Veterans CARE Act
- Long title: To direct the Secretary of Veterans Affairs to conduct and support research on the efficacy and safety of medicinal cannabis, and for other purposes.
- Enacted by: the 118th United States Congress

Legislative history
- Introduced in the House of Representatives as H.R. 3584 by Mariannette Miller-Meeks (R–IA) on May 22, 2023; Committee consideration by House Veterans' Affairs;

= Veterans Cannabis Analysis, Research, and Effectiveness Act =

Proposed legislation in the United States

The Veterans Cannabis Analysis, Research, and Effectiveness (CARE) Act was introduced in the 117th U.S. Congress in 2021 as H.R. 2932 and in the 118th Congress as H.R. 3584 in 2023.

== Provisions ==
The bill requires the Department of Veterans Affairs (VA) to conduct and support research on the efficacy and safety of certain forms of cannabis. Including with different THC and CBD concentrations and cannabis delivery for veterans enrolled in the VA health care system and diagnosed with conditions such as chronic pain or post-traumatic stress disorder (PTSD).

== Legislative history ==
The 2021 bill was announced in April and advanced to committees but did not reach the floor.

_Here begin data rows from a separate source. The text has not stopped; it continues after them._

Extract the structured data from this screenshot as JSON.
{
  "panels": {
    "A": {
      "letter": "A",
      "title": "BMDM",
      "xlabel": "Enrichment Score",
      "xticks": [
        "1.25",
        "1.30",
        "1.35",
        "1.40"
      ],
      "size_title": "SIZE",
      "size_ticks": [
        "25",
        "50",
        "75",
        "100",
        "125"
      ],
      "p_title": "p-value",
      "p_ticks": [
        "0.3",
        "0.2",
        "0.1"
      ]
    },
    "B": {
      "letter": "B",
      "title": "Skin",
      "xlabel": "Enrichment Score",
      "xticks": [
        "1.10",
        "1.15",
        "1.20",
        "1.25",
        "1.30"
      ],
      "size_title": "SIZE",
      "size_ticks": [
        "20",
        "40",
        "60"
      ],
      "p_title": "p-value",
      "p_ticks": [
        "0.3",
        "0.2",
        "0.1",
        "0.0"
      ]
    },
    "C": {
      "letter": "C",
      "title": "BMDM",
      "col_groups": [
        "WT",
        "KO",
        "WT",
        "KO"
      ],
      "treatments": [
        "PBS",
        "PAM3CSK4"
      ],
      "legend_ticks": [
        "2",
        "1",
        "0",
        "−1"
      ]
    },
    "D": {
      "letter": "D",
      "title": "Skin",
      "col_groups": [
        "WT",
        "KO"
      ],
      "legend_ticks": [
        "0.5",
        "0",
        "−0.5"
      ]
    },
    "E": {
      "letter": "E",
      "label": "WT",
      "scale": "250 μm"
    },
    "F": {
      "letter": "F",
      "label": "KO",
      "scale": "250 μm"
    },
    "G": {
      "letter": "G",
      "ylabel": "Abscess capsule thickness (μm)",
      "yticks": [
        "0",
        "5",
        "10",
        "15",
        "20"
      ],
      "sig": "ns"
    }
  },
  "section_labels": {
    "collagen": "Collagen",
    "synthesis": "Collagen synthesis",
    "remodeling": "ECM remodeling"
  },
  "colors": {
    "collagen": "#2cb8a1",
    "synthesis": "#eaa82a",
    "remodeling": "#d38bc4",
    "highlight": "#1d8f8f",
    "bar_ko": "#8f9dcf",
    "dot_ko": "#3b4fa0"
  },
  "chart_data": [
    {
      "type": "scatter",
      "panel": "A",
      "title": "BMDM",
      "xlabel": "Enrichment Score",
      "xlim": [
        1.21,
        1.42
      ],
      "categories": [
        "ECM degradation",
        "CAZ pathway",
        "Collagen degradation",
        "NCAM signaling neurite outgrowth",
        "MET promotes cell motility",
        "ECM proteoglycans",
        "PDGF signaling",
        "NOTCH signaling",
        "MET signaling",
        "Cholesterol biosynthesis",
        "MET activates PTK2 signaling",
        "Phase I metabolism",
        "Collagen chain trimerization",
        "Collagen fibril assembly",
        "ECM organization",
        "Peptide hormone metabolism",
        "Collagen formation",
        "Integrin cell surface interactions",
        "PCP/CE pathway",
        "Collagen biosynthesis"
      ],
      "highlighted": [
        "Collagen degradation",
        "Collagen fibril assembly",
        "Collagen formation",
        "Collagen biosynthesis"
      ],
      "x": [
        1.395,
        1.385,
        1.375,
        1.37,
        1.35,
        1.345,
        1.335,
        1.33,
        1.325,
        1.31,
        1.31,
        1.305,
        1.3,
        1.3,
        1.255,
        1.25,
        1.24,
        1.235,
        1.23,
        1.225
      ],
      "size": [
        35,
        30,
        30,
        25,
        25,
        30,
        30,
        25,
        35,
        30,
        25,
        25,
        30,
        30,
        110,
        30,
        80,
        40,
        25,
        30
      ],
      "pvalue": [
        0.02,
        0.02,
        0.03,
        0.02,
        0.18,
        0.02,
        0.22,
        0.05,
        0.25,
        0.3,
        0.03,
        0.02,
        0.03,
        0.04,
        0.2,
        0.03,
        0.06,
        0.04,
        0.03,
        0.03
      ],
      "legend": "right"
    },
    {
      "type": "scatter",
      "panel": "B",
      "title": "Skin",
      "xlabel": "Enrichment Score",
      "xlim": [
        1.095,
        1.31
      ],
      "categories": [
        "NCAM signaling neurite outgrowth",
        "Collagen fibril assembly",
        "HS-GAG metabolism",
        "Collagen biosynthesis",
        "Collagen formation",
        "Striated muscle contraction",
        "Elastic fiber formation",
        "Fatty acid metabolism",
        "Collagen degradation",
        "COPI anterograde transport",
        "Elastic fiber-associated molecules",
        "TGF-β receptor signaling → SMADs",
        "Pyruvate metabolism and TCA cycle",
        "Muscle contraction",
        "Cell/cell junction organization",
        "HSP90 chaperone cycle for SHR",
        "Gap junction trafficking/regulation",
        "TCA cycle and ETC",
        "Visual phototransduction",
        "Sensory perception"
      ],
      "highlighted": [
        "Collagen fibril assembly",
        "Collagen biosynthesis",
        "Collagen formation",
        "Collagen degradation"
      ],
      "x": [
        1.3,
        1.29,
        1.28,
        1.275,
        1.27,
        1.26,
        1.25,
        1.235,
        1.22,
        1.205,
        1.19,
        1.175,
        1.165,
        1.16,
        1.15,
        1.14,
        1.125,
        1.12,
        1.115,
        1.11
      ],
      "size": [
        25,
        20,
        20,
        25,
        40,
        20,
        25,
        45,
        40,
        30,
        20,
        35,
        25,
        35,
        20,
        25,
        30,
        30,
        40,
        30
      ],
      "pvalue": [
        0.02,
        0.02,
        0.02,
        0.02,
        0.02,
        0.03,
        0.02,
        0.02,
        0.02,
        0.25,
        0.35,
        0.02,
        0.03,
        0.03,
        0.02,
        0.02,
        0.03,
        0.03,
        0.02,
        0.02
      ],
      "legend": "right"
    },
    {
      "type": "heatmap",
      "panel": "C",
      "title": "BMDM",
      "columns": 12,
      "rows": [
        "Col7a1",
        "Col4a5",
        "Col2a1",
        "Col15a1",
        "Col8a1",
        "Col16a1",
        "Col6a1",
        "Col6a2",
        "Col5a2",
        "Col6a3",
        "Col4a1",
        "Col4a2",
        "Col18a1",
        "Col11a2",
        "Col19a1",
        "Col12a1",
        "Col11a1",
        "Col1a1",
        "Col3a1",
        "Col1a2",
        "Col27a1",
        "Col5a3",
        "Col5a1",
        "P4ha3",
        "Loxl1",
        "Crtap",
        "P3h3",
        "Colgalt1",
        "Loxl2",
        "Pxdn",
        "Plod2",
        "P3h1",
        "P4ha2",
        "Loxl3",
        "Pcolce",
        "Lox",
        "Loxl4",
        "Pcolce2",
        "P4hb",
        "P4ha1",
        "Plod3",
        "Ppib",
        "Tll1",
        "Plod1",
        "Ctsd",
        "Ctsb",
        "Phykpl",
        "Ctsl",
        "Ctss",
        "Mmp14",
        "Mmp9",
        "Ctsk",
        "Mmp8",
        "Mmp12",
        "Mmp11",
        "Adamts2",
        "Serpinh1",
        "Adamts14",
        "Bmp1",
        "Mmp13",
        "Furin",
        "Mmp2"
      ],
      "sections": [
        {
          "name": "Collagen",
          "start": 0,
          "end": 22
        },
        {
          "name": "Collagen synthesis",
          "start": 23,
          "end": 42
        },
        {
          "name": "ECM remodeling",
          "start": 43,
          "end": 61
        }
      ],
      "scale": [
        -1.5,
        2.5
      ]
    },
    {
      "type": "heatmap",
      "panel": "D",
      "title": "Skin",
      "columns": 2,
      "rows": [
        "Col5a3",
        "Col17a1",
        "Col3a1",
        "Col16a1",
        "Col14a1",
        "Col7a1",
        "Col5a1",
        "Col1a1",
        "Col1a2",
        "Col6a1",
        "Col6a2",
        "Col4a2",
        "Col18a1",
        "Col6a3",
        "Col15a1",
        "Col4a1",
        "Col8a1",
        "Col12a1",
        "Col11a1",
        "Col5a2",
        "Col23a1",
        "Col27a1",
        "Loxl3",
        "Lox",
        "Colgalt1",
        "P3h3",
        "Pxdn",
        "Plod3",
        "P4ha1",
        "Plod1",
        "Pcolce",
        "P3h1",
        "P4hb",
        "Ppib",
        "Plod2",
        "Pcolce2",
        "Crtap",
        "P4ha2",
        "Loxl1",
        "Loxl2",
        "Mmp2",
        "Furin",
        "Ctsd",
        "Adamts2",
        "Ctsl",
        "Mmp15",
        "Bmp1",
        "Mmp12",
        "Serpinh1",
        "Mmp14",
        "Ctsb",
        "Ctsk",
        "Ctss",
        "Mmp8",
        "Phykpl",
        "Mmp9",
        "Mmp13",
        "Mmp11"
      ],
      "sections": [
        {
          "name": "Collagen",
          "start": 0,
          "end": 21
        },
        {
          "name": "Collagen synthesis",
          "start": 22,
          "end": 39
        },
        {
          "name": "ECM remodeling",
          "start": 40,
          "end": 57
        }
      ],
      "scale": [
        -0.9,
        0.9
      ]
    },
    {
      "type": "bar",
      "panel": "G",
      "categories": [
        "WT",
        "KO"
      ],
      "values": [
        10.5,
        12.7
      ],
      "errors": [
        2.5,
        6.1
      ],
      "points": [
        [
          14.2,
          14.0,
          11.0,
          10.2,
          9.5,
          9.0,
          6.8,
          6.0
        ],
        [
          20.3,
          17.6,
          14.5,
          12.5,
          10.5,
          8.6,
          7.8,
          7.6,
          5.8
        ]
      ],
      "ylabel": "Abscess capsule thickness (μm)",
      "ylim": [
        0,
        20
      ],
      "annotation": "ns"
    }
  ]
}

The 2023 bill was introduced by Representative Mariannette Miller-Meeks in May, 2023. In January 2024 the bill gained two bipartisan cosponsors: Representative David Joyce and Delegate Eleanor H. Norton.

The United States House Veterans' Affairs Subcommittee on Health held hearings on the bill on March 21, 2024. At the hearings, the Veterans Administration (VA) supported the bill with amendments to reject administrative provisions related with reporting of psychedelics.